- 1961 mugshot after Pierson's arrest in Jackson, Mississippi
- Born: March 9, 1926 Chicago, Illinois, U.S.
- Died: April 13, 1997 (aged 71) Saint Petersburg, Florida, U.S.
- Education: Lawrence University; University of Wisconsin; Nashotah House (MDiv);
- Occupation: Episcopal clergyman;
- Known for: Freedom Rider
- Movement: Civil rights;
- Spouse: Ann Clark Rockefeller ​ ​(m. 1955; div. 1966)​

= Robert Laughlin Pierson =

Episcopal cleric (1926–1997)

Robert Laughlin Pierson (1926–1997) was an Episcopal clergyman and Freedom Rider and a named appellant in Pierson v. Ray, 386 U.S. 547 (1967).

==Life==
He was born in Chicago on March 9, 1926.

He graduated from Lawrence University, the University of Wisconsin, and Nashotah House with a master of divinity (MDiv).

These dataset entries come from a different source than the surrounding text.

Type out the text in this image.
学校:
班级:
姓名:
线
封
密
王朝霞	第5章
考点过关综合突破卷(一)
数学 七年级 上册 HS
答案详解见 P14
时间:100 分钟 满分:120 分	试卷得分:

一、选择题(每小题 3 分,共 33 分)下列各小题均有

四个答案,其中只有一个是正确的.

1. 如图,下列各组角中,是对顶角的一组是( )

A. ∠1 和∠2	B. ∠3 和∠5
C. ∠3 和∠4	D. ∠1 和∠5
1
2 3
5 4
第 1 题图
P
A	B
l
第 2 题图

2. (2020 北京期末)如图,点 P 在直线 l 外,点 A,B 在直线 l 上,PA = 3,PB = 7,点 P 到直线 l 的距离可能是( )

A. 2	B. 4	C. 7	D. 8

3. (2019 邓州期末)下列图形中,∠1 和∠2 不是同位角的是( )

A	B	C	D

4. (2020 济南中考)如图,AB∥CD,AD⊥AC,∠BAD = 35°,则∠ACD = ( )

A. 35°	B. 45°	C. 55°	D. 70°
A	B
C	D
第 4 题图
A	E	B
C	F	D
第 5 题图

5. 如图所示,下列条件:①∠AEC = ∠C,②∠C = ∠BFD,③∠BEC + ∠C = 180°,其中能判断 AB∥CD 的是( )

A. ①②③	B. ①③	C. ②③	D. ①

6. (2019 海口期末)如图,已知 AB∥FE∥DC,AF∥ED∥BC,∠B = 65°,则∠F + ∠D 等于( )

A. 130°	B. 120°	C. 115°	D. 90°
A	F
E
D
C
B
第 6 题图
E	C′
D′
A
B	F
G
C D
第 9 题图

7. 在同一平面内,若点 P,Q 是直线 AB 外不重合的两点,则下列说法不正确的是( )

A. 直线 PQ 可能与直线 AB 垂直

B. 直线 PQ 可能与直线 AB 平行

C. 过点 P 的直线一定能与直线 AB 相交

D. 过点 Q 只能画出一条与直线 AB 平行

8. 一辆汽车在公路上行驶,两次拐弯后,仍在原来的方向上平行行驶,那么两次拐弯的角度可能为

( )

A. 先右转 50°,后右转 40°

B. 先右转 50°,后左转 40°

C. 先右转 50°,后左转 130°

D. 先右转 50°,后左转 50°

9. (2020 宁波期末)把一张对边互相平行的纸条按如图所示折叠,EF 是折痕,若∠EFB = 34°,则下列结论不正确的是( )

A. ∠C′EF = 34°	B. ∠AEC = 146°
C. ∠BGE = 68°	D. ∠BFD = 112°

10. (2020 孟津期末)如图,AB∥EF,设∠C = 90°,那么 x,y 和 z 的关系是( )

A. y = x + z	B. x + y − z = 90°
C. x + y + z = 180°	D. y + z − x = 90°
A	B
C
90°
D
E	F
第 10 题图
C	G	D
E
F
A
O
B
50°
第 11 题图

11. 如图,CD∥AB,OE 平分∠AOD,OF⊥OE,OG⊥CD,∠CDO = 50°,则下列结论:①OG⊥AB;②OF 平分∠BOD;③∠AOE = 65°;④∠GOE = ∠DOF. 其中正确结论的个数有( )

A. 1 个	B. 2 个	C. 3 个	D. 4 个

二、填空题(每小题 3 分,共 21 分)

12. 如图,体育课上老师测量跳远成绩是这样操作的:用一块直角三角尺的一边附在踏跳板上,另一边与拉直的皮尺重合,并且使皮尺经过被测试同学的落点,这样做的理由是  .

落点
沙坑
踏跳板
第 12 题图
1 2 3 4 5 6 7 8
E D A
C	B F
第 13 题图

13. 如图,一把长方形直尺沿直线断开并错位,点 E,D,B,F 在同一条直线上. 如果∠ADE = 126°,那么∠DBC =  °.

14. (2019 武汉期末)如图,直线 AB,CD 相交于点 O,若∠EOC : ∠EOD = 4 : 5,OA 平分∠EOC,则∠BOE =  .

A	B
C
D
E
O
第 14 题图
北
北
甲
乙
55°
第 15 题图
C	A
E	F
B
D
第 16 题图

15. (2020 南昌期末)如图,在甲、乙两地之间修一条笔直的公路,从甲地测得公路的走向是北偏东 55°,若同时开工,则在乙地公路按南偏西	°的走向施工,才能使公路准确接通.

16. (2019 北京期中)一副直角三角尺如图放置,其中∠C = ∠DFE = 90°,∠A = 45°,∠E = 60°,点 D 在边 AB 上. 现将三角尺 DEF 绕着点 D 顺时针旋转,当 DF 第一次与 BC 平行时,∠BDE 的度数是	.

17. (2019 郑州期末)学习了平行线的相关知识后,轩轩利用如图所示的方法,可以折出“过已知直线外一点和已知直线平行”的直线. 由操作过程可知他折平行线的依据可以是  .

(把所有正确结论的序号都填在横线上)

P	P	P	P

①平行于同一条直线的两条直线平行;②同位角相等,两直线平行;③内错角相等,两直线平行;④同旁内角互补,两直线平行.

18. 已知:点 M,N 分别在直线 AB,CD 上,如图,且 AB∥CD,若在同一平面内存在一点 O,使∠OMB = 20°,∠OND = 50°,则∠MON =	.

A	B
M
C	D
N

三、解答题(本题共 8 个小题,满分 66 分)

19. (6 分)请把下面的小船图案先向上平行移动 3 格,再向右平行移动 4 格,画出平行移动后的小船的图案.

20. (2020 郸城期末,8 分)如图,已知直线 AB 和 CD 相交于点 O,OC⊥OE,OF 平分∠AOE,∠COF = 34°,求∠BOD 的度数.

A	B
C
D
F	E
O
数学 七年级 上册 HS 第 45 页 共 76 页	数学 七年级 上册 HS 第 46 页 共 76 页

He served at St. Barnabas' Episcopal Church.
In 1961, he was arrested at Jackson, Mississippi, with the Freedom Riders. Pierson was among the litigants who pursued damages against the police based on the Civil Rights Act of 1871 and was the named appellant in the 1967 U.S. Supreme Court case, Pierson v. Ray which found that the police had Qualified Immunity, and rejected Pierson's claims.

He died from a heart attack at the age of 71 on April 13, 1997, in St. Petersburg, Florida.

==Family==
In 1955, he married Ann Clark Rockefeller, daughter of Nelson Rockefeller. They divorced in 1966.